Домой возвращаются поздно. Кондратий, скинув пальто и горчично-колючий свитер, исчезает в ванной – отогревать руки, – а Сергей идёт ставить чайник. У Кондратия несмелое счастье-радость в глазах и в восторженной улыбке: он раскладывает на столе старые, потрёпанные открытки и пару томиков с простыми обложками – синей и тёмно-зелёной. Мерзкая стилистика и реферат с дебильными правками ни разу не вспоминаются.
Бег по кругу. Круги, круги, круги. Сплошная закольцованность, чёртов Уроборос, неразрывная Мёбиуса. Кондратий затягивает эту неразрывную удавкой у Трубецкого на шее. Внезапно мнимая идиллия падает очередным Римом.
– Ты боишься, – Кондратий смотрит через стол: очень цепко, тяжело, грызёт и разъедает взглядом. – Для человека, который учится на психолога, ты поразительно слепой, Серёжа.
– Кондраш, – устало начинает Сергей. – Зачем ты начинаешь? Мы сейчас снова поссоримся и будем несколько дней делать вид, что друг друга не знаем.
– Зачем я начинаю? Затем, что мне надоело, что ты постоянно уходишь от ответа. Мне не просто надоело, меня это бесит. Ты боишься. Боишься просто поговорить. Почему? – чеканит Кондратий.
– Кондраша…
– Ты боишься.
– Ладно, ты прав. Я боюсь. Что дальше?
– Ничего, блять, не дальше! Ничего, в том-то и дело! Говорить с тобой – что клещами тащить! Неужели тебе так тяжело поговорить со мной словами через рот?! Как все нормальные люди?
– Ну Кондраш, пожалуйста. Успокойся, остынь. Прошу тебя, давай не сейчас.
– Пиздец, Серёжа, почему ты такой тупой и зашоренный? Почему ты просто не можешь сказать мне правду?!
Кондратий вскипает громко, резко и страшно. Последнее, буквально выброшенное из горла слово лопается с жутким эхом. До состояния бешенства Кондратию осталось примерно пара фраз, и Трубецкому кажется, что он возвышается над ним, отбрасывает тень, которая сжимает все углы, а он, Трубецкой, стал маленьким-маленьким, испуганным на секунду комком глаз и крови. Маленькая кухня вдруг становится жутко тесной и неуютной, а злой наэлектризованный взгляд Рылеева режет струпчатое молчание на неровные куски, дрожащие как желе.

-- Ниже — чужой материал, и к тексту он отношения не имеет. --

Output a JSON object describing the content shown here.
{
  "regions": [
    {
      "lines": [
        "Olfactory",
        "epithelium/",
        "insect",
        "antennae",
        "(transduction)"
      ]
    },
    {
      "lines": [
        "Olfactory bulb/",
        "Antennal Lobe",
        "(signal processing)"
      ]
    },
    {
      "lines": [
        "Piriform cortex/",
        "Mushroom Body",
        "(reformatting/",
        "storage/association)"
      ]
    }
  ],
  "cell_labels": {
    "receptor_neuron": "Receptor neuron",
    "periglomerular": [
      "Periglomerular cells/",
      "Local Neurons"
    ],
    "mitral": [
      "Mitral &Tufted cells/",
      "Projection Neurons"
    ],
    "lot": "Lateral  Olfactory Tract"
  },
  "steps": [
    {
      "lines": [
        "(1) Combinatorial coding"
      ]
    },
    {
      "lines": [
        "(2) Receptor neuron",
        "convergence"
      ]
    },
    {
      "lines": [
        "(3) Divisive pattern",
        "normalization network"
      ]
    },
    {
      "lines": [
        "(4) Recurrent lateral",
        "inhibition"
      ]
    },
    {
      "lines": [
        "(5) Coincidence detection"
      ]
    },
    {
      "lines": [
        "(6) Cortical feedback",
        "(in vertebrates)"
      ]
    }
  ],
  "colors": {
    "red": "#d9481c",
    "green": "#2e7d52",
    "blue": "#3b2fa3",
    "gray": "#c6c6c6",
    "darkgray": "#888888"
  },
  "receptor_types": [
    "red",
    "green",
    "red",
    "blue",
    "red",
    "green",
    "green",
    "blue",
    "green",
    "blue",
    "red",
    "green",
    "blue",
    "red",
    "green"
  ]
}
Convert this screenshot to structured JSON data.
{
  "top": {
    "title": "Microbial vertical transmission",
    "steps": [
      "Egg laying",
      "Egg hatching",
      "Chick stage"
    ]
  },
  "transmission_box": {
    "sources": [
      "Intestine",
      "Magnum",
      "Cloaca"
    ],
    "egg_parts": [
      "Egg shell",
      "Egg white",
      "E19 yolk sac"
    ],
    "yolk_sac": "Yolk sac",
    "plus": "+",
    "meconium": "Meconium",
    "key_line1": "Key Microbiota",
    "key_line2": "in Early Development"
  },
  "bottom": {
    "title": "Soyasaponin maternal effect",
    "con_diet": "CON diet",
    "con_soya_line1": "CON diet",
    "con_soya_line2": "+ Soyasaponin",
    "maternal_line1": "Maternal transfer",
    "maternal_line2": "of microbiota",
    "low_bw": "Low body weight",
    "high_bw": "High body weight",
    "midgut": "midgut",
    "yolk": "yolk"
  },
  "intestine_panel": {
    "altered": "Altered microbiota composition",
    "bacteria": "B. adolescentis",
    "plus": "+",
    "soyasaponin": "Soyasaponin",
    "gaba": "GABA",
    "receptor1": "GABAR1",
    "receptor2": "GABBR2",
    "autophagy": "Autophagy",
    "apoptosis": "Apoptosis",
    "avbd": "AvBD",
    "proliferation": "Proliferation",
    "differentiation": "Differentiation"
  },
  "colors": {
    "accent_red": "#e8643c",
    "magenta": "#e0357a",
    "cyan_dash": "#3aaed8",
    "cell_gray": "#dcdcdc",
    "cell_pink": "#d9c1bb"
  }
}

– Что я должен тебе сказать? Что?! – прикрикивает Трубецкой, тоже не выдерживая.
– То есть тебе нечего мне сказать?
– Нечего.
Кондратий медленно встаёт. Сергей видит, как от ярости у него трепещут ноздри и подрагивают пальцы. Рылеев сгребает со стола книги с открытками, гордо вскидывает голову и, прежде чем уйти к себе, выплёвывает ядовитое:
– Трус.
– А ты – сука, – глухо роняет Трубецкой в уже пустой кухне.
***
Петь.
Я, кажется, всё испортил.
***
– Бог сказал, что матанализ ненужная хуйня, и выпустил снег, – задумчиво выдаёт Романов. Выпущенный богом снег ложится на его плечи и волосы, а пар от его слов мешается с сигаретным дымом.
– Пожалуй. Как и тэ-эм-пэ, – пожимает плечами Трубецкой.
Он стоит с Романовым в курилке и не понимает, как до такого его довела жизнь. Курилка – это просто кусок улицы перед вход-выходом из третьего корпуса. Иногда здесь собираются целые компании, порой даже присоединяются преподаватели. Романов – это просто немного странный студент с факультета экономики. Иногда он кажется мертвенно-восковым, вышколенным до болезненности.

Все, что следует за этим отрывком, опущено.